Storey, like other volunteers at the local Los Angeles County shelter, is a pet matchmaker.

To pair her animals with the most compatible owners, she has to know the pet’s personality, preferences, likes, dislikes and, in Peek-a-Boo’s case, kissing style.

“It’s not an official service, but it’s something that the volunteers choose to do,” Storey said.

During the holidays and on New Year’s Day, when the center sees an influx in both adoptions and incoming animals, matchmaking skills become especially important, Manager Karen Stepp said.

But matchmakers are wary of families adopting on a holiday whim, checking that the candidate has discussed the decision with the household, puppy-proofed the home and considered an indoor living situation, Storey said.

“We encourage adopters to really put some thought into it during the holidays.
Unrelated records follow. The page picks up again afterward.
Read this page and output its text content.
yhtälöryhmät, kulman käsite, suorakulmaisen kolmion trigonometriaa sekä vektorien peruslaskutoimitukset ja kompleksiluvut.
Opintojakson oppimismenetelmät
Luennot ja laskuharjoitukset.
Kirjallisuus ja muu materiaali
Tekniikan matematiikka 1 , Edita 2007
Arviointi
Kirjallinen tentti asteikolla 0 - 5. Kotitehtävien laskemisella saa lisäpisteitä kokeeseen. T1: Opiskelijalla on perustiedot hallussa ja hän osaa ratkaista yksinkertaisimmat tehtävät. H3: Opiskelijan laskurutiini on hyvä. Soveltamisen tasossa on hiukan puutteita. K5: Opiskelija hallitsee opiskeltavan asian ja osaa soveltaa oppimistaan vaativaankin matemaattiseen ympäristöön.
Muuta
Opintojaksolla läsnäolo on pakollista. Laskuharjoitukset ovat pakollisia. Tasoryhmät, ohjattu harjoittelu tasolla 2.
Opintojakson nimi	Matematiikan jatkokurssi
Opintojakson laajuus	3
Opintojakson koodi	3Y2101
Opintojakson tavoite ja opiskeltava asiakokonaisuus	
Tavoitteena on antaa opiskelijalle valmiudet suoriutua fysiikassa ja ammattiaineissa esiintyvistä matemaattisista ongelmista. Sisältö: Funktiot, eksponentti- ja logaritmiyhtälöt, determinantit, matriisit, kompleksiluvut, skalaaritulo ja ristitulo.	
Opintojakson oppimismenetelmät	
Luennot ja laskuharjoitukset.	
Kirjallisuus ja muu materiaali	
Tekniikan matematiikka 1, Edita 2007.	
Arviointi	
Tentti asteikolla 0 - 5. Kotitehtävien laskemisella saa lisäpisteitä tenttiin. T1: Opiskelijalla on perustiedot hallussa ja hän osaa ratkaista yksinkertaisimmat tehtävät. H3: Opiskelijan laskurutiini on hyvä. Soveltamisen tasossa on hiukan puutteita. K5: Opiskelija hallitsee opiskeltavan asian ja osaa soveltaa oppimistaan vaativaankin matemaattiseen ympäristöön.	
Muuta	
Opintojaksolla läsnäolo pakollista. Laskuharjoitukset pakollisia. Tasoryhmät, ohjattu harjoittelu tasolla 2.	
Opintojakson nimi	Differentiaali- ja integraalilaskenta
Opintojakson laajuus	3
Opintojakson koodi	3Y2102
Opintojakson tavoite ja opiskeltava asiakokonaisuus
Don’t just go adopt a dog or cat without doing some research,” said Evelyn Villa, the spokeswoman for Los Angeles Department of Animal Care and Control. “The more educated the potential adopters are, the better the fit and the more likely the adoption is to stick.”

“A pet is for life; it’s not for Christmas,” Storey said.
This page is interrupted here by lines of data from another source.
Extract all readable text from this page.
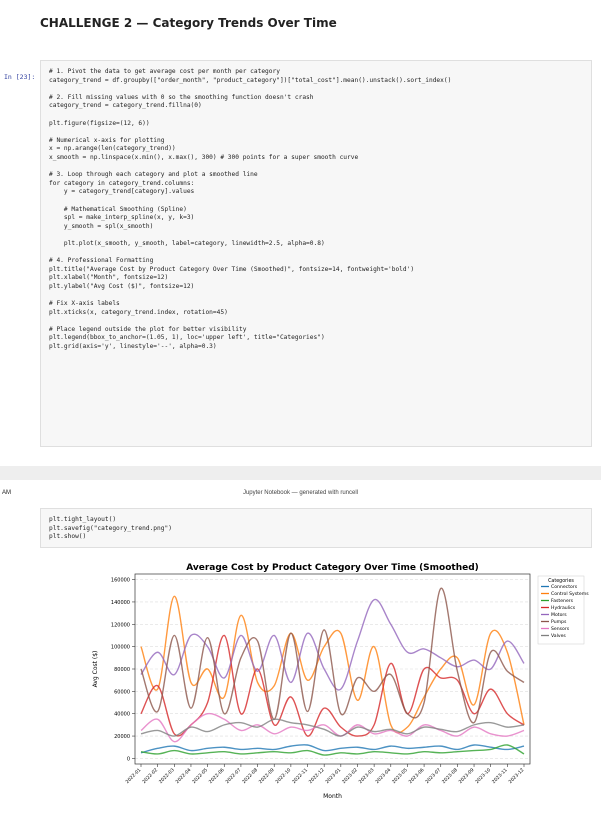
CHALLENGE 2 — Category Trends Over Time
In [23]:
# 1. Pivot the data to get average cost per month per category
category_trend = df.groupby(["order_month", "product_category"])["total_cost"].mean().unstack().sort_index()
# 2. Fill missing values with 0 so the smoothing function doesn't crash
category_trend = category_trend.fillna(0)
plt.figure(figsize=(12, 6))
# Numerical x-axis for plotting
x = np.arange(len(category_trend))
x_smooth = np.linspace(x.min(), x.max(), 300) # 300 points for a super smooth curve
# 3. Loop through each category and plot a smoothed line
for category in category_trend.columns:
y = category_trend[category].values
# Mathematical Smoothing (Spline)
spl = make_interp_spline(x, y, k=3)
y_smooth = spl(x_smooth)
plt.plot(x_smooth, y_smooth, label=category, linewidth=2.5, alpha=0.8)
# 4. Professional Formatting
plt.title("Average Cost by Product Category Over Time (Smoothed)", fontsize=14, fontweight='bold')
plt.xlabel("Month", fontsize=12)
plt.ylabel("Avg Cost ($)", fontsize=12)
# Fix X-axis labels
plt.xticks(x, category_trend.index, rotation=45)
# Place legend outside the plot for better visibility
plt.legend(bbox_to_anchor=(1.05, 1), loc='upper left', title="Categories")
plt.grid(axis='y', linestyle='--', alpha=0.3)
AM	Jupyter Notebook — generated with runcell
plt.tight_layout()
plt.savefig("category_trend.png")
plt.show()
Average Cost by Product Category Over Time (Smoothed)
0
20000
40000
60000
80000
100000
120000
140000
160000
2022-01 2022-02 2022-03 2022-04 2022-05 2022-06 2022-07 2022-08 2022-09 2022-10 2022-11 2022-12 2023-01 2023-02 2023-03 2023-04 2023-05 2023-06 2023-07 2023-08 2023-09 2023-10 2023-11 2023-12
Month
Avg Cost ($)
Categories
Connectors
Control Systems
Fasteners
Hydraulics
Motors
Pumps
Sensors
Valves
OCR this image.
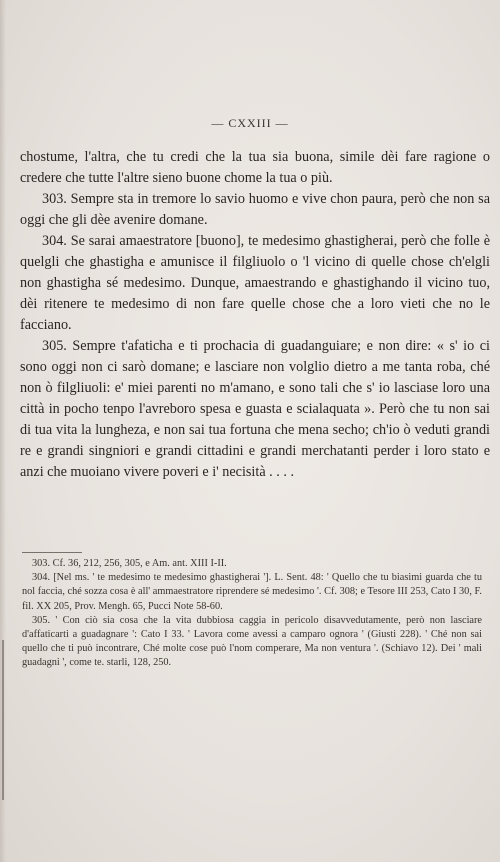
— CXXIII —

chostume, l'altra, che tu credi che la tua sia buona, simile dèi fare ragione o credere che tutte l'altre sieno buone chome la tua o più.

303. Sempre sta in tremore lo savio huomo e vive chon paura, però che non sa oggi che gli dèe avenire domane.

304. Se sarai amaestratore [buono], te medesimo ghastigherai, però che folle è quelgli che ghastigha e amunisce il filgliuolo o 'l vicino di quelle chose ch'elgli non ghastigha sé medesimo. Dunque, amaestrando e ghastighando il vicino tuo, dèi ritenere te medesimo di non fare quelle chose che a loro vieti che no le facciano.

305. Sempre t'afaticha e ti prochacia di guadanguiare; e non dire: « s' io ci sono oggi non ci sarò domane; e lasciare non volglio dietro a me tanta roba, ché non ò filgliuoli: e' miei parenti no m'amano, e sono tali che s' io lasciase loro una città in pocho tenpo l'avreboro spesa e guasta e scialaquata ». Però che tu non sai di tua vita la lungheza, e non sai tua fortuna che mena secho; ch'io ò veduti grandi re e grandi singniori e grandi cittadini e grandi merchatanti perder i loro stato e anzi che muoiano vivere poveri e i' necisità . . . .

303. Cf. 36, 212, 256, 305, e Am. ant. XIII I-II.

304. [Nel ms. ' te medesimo te medesimo ghastigherai ']. L. Sent. 48: ' Quello che tu biasimi guarda che tu nol faccia, ché sozza cosa è all' ammaestratore riprendere sé medesimo '. Cf. 308; e Tesore III 253, Cato I 30, F. fil. XX 205, Prov. Mengh. 65, Pucci Note 58-60.

305. ' Con ciò sia cosa che la vita dubbiosa caggia in pericolo disavvedutamente, però non lasciare d'affaticarti a guadagnare ': Cato I 33. ' Lavora come avessi a camparo ognora ' (Giusti 228). ' Ché non sai quello che ti può incontrare, Ché molte cose può l'nom comperare, Ma non ventura '. (Schiavo 12). Dei ' mali guadagni ', come te. starli, 128, 250.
The volunteers’ selective and thorough evaluation of the pet and potential adopter is one matchmaking task that helps the Castaic center achieve a high number of long-lasting adoptions, Storey said.

In comparison to other Los Angeles County centers, the Castaic center reports consistently high adoption rates and low rates of returned pets, Villa said.

This month, the center placed 145 pets — including dogs, cats, horses and livestock — reflecting the center’s consistently high range of about 140 to 215 adoptions per month in 2012, Villa said. With only eight returned and readopted pets in December, the center saw about half as many returns as an average month, Villa said.

“Our volunteers in Castaic get to know each animal on an individual basis. The team up there is fantastic,” Villa said.

Once an animal arrives at the center, matchmakers ensure that the pet is ready for a family by hosting a “puppy palooza,” Storey said.

“We make a lot of noise. We run them around. We scream. We pick them up the wrong way,” Storey said, imitating a child holding a puppy with her hands in the air. “We do everything a kid would with a dog.”

If the pet continues to give nothing buts kisses and playful energy, matchmakers bring the pets to the center’s personal grooming service — a group of dedicated inmates at the Pitchess Detention Center that works with the center as part of a career education program, Storey said.

“We have these big burly prisoners, and they get very attached to these dogs within six hours,” Storey said. “We get a lot of poodles that come in looking like a string mop. Then suddenly they come out looking like show dogs.”

Once the primped and primed pooches have received makeovers and health care, matchmakers can work their magic, waiting for the right potential owner to show up.

“There are a lot of different people and a lot of different animals,” said 23-year-old volunteer Justin Grandchamp.

The number of kids, the size of the yard and the personality of the potential owner are all important factors, Grandchamp said.

Storey explained they have been trying to find Peek-a-Boo a well-matched adult family.

“The volunteers are the ones that make the difference and the adoptions,” Stepp said, reaching out to calm Peek-a-Boo as she squirmed toward the manager’s face.